Until a hideous thought crawled across my mind the way a zombie demon baby will crawl across your bedroom floor tonight when you are asleep so that it can eat your eyeballs and suck your brain out of the empty eye sockets... what if Nurse Recommendy is that embodiment of evil herself, Spoonwoman? Fucking Spoonwoman!

This vile thought crossed my now tormented mind today after Spoonwoman came in for her afternoon large skim latte with one sugar and OUTRAGEOUSLY was pleasant again. She was really fucking nice. The fucking bitch! How dare she! She asked for her coffee with a please, thanked me when I gave her the coffee (even for this dark witch I will make the best coffee I can), and paid for a $4.20 coffee with a fiver and told me to keep the change. It was almost enough to make me reach out across the counter and strangle the pestilent life out of her on the spot. Because it was then that I noticed the St Vincent's logo on her jumper. All this time I had assumed she was in the area seeking psychiatric help to control the psychotic ways of her mind, and here she is a fucking nurse! Helping people!

The concept that I might have to be grateful to Spoonwoman is more than I can bear.

Wednesday, June 10, 2015

True Nature

A recent incident reminded me that I may have mislead some people. In spite of my writing and occasional extrovert behaviour when in the company of close friends, I am actually your poster boy introvert. I wish it wasn't so, and apologies, but there you go. We are what we are.

Monday, June 08, 2015

A Moment Of Clarity In The Shitstorm Of My Mind

Here's a thing. Here's a random memory from my most drug fucked days - not the worst days of my life. The worst days probably happened then, but some of the best days happened too. Some of the most enduring friendships came from those days. Glad I made it through. I almost didn't. Really, I almost didn't make it. I'll tell you about it sometime.

But here's a memory from those days. A new friend. We're out. We're out and we're fucked up in the most wonderful way. I don't really know this person but I like her. I don't remember where we were or where we were going or what was going to happen next. I don't really remember very much about that night at all, except that we were enjoying each others company, this new friend and me.

She made a joke about being transgender, transexual, something like that. And in my fucked up state of fucked-upness, I noticed her broad shoulders, her height, her big hands, her square jawline. In the calm backwaters of my fucked-up mind, a question: shit- is she a dude?

I was in a state. Remember this. I wasn't sober. I was a long way from sober. I started realising that I didn't have a clue about anything.

And looking at her, this new friend, I didn't care. It's too late, I thought. It doesn't matter because I already like you. I absolutely want you to be my friend for a very long time, whatever the deal is.

And a very long time later I'm happy to say we are the very best of friends. She is married now to a lovely and cool guy, and they have kids, this tall, broad shouldered, large handed and beautiful, caring, intelligent woman and her husband.
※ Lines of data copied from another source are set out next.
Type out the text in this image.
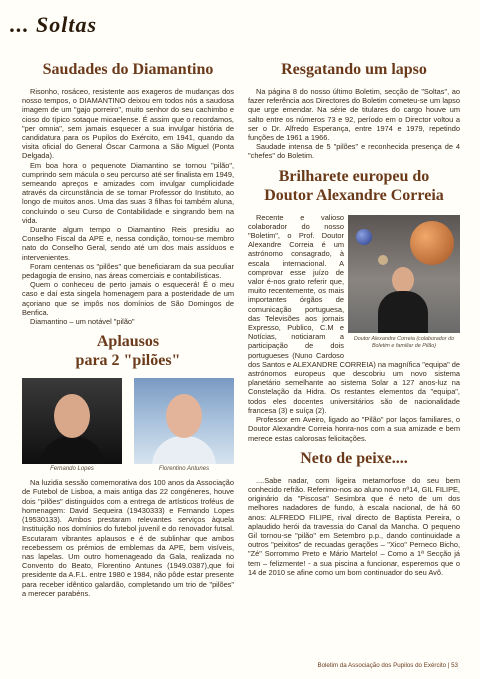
... Soltas
Saudades do Diamantino

Risonho, rosáceo, resistente aos exageros de mudanças dos nosso tempos, o DIAMANTINO deixou em todos nós a saudosa imagem de um "gajo porreiro", muito senhor do seu cachimbo e cioso do típico sotaque micaelense. É assim que o recordamos, "per omnia", sem jamais esquecer a sua invulgar história de candidatura para os Pupilos do Exército, em 1941, quando da visita oficial do General Óscar Carmona a São Miguel (Ponta Delgada).

Em boa hora o pequenote Diamantino se tornou "pilão", cumprindo sem mácula o seu percurso até ser finalista em 1949, semeando apreços e amizades com invulgar cumplicidade através da circunstância de se tornar Professor do Instituto, ao longo de muitos anos. Uma das suas 3 filhas foi também aluna, concluindo o seu Curso de Contabilidade e singrando bem na vida.

Durante algum tempo o Diamantino Reis presidiu ao Conselho Fiscal da APE e, nessa condição, tornou-se membro nato do Conselho Geral, sendo até um dos mais assíduos e intervenientes.

Foram centenas os "pilões" que beneficiaram da sua peculiar pedagogia de ensino, nas áreas comerciais e contabilísticas.

Quem o conheceu de perto jamais o esquecerá! É o meu caso e daí esta singela homenagem para a posteridade de um açoriano que se impôs nos domínios de São Domingos de Benfica.

Diamantino – um notável "pilão"

Aplausos
para 2 "pilões"
Fernando Lopes	Florentino Antunes

Na luzidia sessão comemorativa dos 100 anos da Associação de Futebol de Lisboa, a mais antiga das 22 congéneres, houve dois "pilões" distinguidos com a entrega de artísticos troféus de homenagem: David Sequeira (19430333) e Fernando Lopes (19530133). Ambos prestaram relevantes serviços àquela Instituição nos domínios do futebol juvenil e do renovador futsal. Escutaram vibrantes aplausos e é de sublinhar que ambos recebessem os prémios de emblemas da APE, bem visíveis, nas lapelas. Um outro homenageado da Gala, realizada no Convento do Beato, Florentino Antunes (1949.0387),que foi presidente da A.F.L. entre 1980 e 1984, não pôde estar presente para receber idêntico galardão, completando um trio de "pilões" a merecer parabéns.

Resgatando um lapso

Na página 8 do nosso último Boletim, secção de "Soltas", ao fazer referência aos Directores do Boletim cometeu-se um lapso que urge emendar. Na série de titulares do cargo houve um salto entre os números 73 e 92, período em o Director voltou a ser o Dr. Alfredo Esperança, entre 1974 e 1979, repetindo funções de 1961 a 1966.

Saudade intensa de 5 "pilões" e reconhecida presença de 4 "chefes" do Boletim.

Brilharete europeu do
Doutor Alexandre Correia
Doutor Alexandre Correia (colaborador do Boletim e familiar de Pilão)

Recente e valioso colaborador do nosso "Boletim", o Prof. Doutor Alexandre Correia é um astrónomo consagrado, à escala internacional. A comprovar esse juízo de valor é-nos grato referir que, muito recentemente, os mais importantes órgãos de comunicação portuguesa, das Televisões aos jornais Expresso, Publico, C.M e Notícias, noticiaram a participação de dois portugueses (Nuno Cardoso dos Santos e ALEXANDRE CORREIA) na magnífica "equipa" de astrónomos europeus que descobriu um novo sistema planetário semelhante ao sistema Solar a 127 anos-luz na Constelação da Hidra. Os restantes elementos da "equipa", todos eles docentes universitários são de nacionalidade francesa (3) e suíça (2).

Professor em Aveiro, ligado ao "Pilão" por laços familiares, o Doutor Alexandre Correia honra-nos com a sua amizade e bem merece estas calorosas felicitações.

Neto de peixe....

....Sabe nadar, com ligeira metamorfose do seu bem conhecido refrão. Referimo-nos ao aluno novo nº14, GIL FILIPE, originário da "Piscosa" Sesimbra que é neto de um dos melhores nadadores de fundo, à escala nacional, de há 60 anos: ALFREDO FILIPE, rival directo de Baptista Pereira, o aplaudido herói da travessia do Canal da Mancha. O pequeno Gil tornou-se "pilão" em Setembro p.p., dando continuidade a outros "peixitos" de recuadas gerações – "Xico" Perneco Bicho, "Zé" Sorrommo Preto e Mário Martelo! – Como a 1ª Secção já tem – felizmente! - a sua piscina a funcionar, esperemos que o 14 de 2010 se afine como um bom continuador do seu Avô.

Boletim da Associação dos Pupilos do Exército | 53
So there. There's a thing. A beautiful memory from my drug-fucked days.

Sunday, June 07, 2015

Currently Reading Medium Raw By Anthony Bourdain

"As I looked around the beach, I saw in the jaundiced light of my unhappiness, the full extent of the horror of this Island of Dr. Moreau I'd willingly marooned myself on. The full spectrum of plastic surgeries gone wrong - right there in the open, curiosities of the flesh, which at a lesser income level would have been confined to the carnival sideshow: mouths that pulled to the side, lips plumped beyond credibility, cheeks filled with golf ball-like lumps, and foreheads frozen so tight you could play a snare drum on them. Identical noses... eyes that refused to blink and could barely even close...
   And there was my date for the night, in her thousand dollar plain white T shirt. Searching - once again - for her cell phone."

I think I would like to hang out with Anthony Bourdain.